I've discussed it with my aunts. As ugly as it sounds, we can't let her live.”

He nodded grimly. If there was one thing Jonah knew how to do, it was kill. He'd ended lives for years at the behest of Ivo. Killing for a good reason would not give him a moment's pause. “Fine. Tell me where she is.”

“There's more you have to know.” Darby swallowed. He watched the cords of her neck visibly work. “I almost debated coming to you because of it, but if you don't stop her, the risk is too great for all of us. This woman … I saw her kill you.” She blurted out the words as if they were too much, unbearable to keep bottled inside. “She was standing over you with a knife. I saw her pull it from your body …”

He stilled, imagining the scene. He'd lived for so long that death had become something elusive to him.
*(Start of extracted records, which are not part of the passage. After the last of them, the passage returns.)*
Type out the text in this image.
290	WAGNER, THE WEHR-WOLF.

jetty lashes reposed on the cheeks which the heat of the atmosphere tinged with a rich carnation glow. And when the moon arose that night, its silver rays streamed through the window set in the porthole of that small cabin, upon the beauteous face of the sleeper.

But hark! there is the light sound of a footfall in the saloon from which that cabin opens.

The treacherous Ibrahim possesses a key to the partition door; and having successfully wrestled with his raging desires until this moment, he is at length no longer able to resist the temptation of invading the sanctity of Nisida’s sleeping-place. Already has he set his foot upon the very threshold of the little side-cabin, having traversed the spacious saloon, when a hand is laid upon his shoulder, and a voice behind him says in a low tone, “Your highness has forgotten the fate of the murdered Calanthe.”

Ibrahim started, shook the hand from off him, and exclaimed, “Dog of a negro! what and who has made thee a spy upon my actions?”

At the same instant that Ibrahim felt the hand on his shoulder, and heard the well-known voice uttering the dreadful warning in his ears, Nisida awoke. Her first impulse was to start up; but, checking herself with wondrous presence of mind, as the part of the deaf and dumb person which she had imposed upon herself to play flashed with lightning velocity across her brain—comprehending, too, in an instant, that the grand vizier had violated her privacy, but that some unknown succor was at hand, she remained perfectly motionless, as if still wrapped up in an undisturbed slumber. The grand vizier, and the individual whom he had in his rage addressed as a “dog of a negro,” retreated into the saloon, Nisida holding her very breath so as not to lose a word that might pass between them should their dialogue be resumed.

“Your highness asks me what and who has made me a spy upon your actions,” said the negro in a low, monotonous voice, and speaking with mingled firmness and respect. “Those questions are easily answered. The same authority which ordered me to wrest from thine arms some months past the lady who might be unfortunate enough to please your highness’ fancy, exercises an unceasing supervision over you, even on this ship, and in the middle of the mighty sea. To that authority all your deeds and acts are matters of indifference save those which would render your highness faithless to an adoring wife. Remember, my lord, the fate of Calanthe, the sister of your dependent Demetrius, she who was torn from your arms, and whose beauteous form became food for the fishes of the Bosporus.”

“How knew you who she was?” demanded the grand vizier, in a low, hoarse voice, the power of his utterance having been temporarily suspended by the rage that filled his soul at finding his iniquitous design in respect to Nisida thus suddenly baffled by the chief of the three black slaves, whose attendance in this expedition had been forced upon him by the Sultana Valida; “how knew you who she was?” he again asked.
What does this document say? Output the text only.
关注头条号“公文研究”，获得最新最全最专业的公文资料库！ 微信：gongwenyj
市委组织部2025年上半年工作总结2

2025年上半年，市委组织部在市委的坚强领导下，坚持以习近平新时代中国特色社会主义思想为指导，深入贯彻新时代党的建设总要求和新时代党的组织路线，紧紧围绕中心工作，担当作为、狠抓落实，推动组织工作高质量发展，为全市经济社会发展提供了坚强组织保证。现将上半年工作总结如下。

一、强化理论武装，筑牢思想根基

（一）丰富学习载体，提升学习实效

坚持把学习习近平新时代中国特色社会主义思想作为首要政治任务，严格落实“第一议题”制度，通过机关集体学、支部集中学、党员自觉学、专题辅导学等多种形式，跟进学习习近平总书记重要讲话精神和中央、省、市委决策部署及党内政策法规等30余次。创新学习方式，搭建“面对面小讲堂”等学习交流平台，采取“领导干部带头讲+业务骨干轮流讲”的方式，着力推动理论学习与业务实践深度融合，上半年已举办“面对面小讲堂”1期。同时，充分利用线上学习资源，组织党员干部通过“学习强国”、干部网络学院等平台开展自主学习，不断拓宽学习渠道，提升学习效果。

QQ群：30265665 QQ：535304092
There had been moments when he wished he had died with Sorcha and the others, that in living he had somehow cheated what was meant to be.

“Did you hear what I said?” she asked.

He nodded once, slowly. “What of Tresa? Does she live? Did you see her alive?”

“Yes. You help her escape.”

And thereby keep her demon leashed. It was enough. All that mattered.

“I had to tell you,” Darby said, eyeing him anxiously. “I couldn't just send you into this without knowing—”

“That I'm going to die?” He almost smiled at the stricken look on Darby's face.

She shook her head. “Of course it doesn't have to be. This is your fate as of now, but you have the power to change your fate's course. If you do the unexpected, something contrary to your nature, then maybe it can be averted.”

Maybe. She was banking on a maybe.

“Jonah.” Darby grabbed his hand. “I'll understand if you decide not to go.”

His lips pulled tight in a semblance of a smile. “I'll go, Darby. What do I have to lose?” He'd lost everything already. There wasn't anything left for him to fear.

She grimaced, and he knew she was thinking his life was something worthwhile. Only he knew it wasn't. His life did not amount to much except a stretch of empty years. “Where is she?”